Quoi qu’ose mon amour appréhender pour vous,
Puisque vous le voulez, fuyons, je m’y résous ;
Et malgré ces périls… Mais on ouvre la porte :
C’est Doraste qui sort, et nous suit à main-forte.

(Alidor s’échappe et Angélique le veut suivre ; mais Doraste l’arrête.)



Scène VII.

ANGÉLIQUE, DORASTE, LYCANTE,
troupe d’amis.
DORASTE.

1115Quoi ! ne m’attendre pas ? c’est trop me dédaigner ;
Je ne viens qu’à dessein de vous accompagner ;
Car vous n’entreprenez si matin ce voyage
Que pour vous préparer à notre mariage.
Encor que vous partiez beaucoup devant le jour,
1120Vous ne serez jamais assez tôt de retour ;
Vous vous éloignez trop, vu que l’heure nous presse.
Infidèle ! est-ce là me tenir ta promesse ?

ANGÉLIQUE.

Eh bien, c’est te trahir.

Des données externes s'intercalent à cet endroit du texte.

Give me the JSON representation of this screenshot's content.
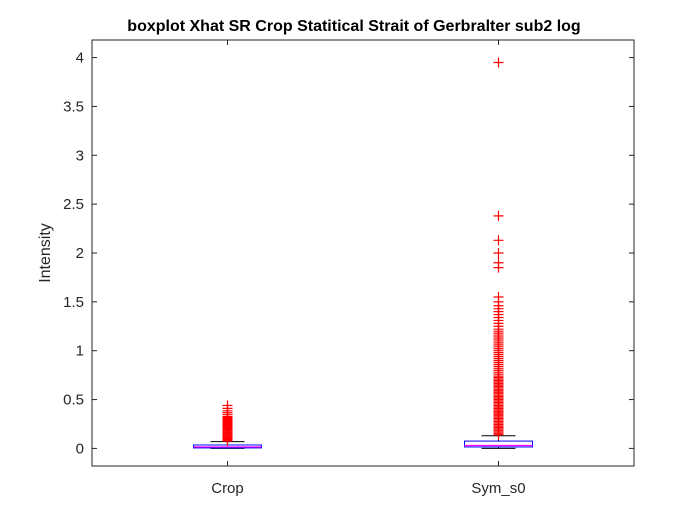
{
  "chart_data": {
    "type": "boxplot",
    "title": "boxplot Xhat SR Crop Statitical Strait of Gerbralter sub2 log",
    "xlabel": "",
    "ylabel": "Intensity",
    "ylim": [
      -0.18,
      4.18
    ],
    "yticks": [
      0,
      0.5,
      1,
      1.5,
      2,
      2.5,
      3,
      3.5,
      4
    ],
    "ytick_labels": [
      "0",
      "0.5",
      "1",
      "1.5",
      "2",
      "2.5",
      "3",
      "3.5",
      "4"
    ],
    "categories": [
      "Crop",
      "Sym_s0"
    ],
    "grid": false,
    "colors": {
      "box": "#0000ff",
      "median": "#ff00ff",
      "whisker": "#000000",
      "outlier": "#ff0000"
    },
    "boxes": [
      {
        "name": "Crop",
        "q1": 0.005,
        "median": 0.015,
        "q3": 0.035,
        "whisker_low": 0.0,
        "whisker_high": 0.07,
        "outliers": [
          0.075,
          0.085,
          0.095,
          0.105,
          0.115,
          0.125,
          0.135,
          0.145,
          0.155,
          0.165,
          0.175,
          0.185,
          0.195,
          0.205,
          0.215,
          0.225,
          0.235,
          0.245,
          0.255,
          0.265,
          0.275,
          0.285,
          0.295,
          0.305,
          0.315,
          0.325,
          0.345,
          0.365,
          0.385,
          0.41,
          0.44
        ]
      },
      {
        "name": "Sym_s0",
        "q1": 0.015,
        "median": 0.03,
        "q3": 0.075,
        "whisker_low": 0.0,
        "whisker_high": 0.13,
        "outliers": [
          0.14,
          0.155,
          0.17,
          0.185,
          0.2,
          0.215,
          0.23,
          0.245,
          0.26,
          0.275,
          0.29,
          0.305,
          0.32,
          0.335,
          0.35,
          0.365,
          0.38,
          0.395,
          0.41,
          0.425,
          0.44,
          0.455,
          0.47,
          0.485,
          0.5,
          0.515,
          0.53,
          0.545,
          0.56,
          0.575,
          0.59,
          0.605,
          0.62,
          0.635,
          0.65,
          0.665,
          0.68,
          0.695,
          0.71,
          0.725,
          0.74,
          0.76,
          0.78,
          0.8,
          0.82,
          0.84,
          0.86,
          0.88,
          0.9,
          0.92,
          0.94,
          0.96,
          0.98,
          1.0,
          1.02,
          1.04,
          1.06,
          1.08,
          1.1,
          1.12,
          1.14,
          1.16,
          1.18,
          1.2,
          1.22,
          1.25,
          1.28,
          1.31,
          1.34,
          1.37,
          1.4,
          1.43,
          1.46,
          1.5,
          1.55,
          1.85,
          1.9,
          2.0,
          2.13,
          2.38,
          3.95
        ]
      }
    ]
  }
}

Penses-tu que mon feu
D’un généreux dessein te fasse un désaveu ?
1125Je t’acquis par dépit, et perdrois avec joie.
Mon désespoir à tous m’abandonnoit en proie,
Et lorsque d’Alidor je me vis outrager,
Je fis armes de tout afin de me venger.

    Remettant mon bonheur ainsi sur un peut-être.
    ALID. Encor que mon amour appréhende pour vous,
    Puisque vous le voulez, eh bien ! je m’y résous :
    Fuyons, hasardons tout. Mais on ouvre la porte. (1637-57)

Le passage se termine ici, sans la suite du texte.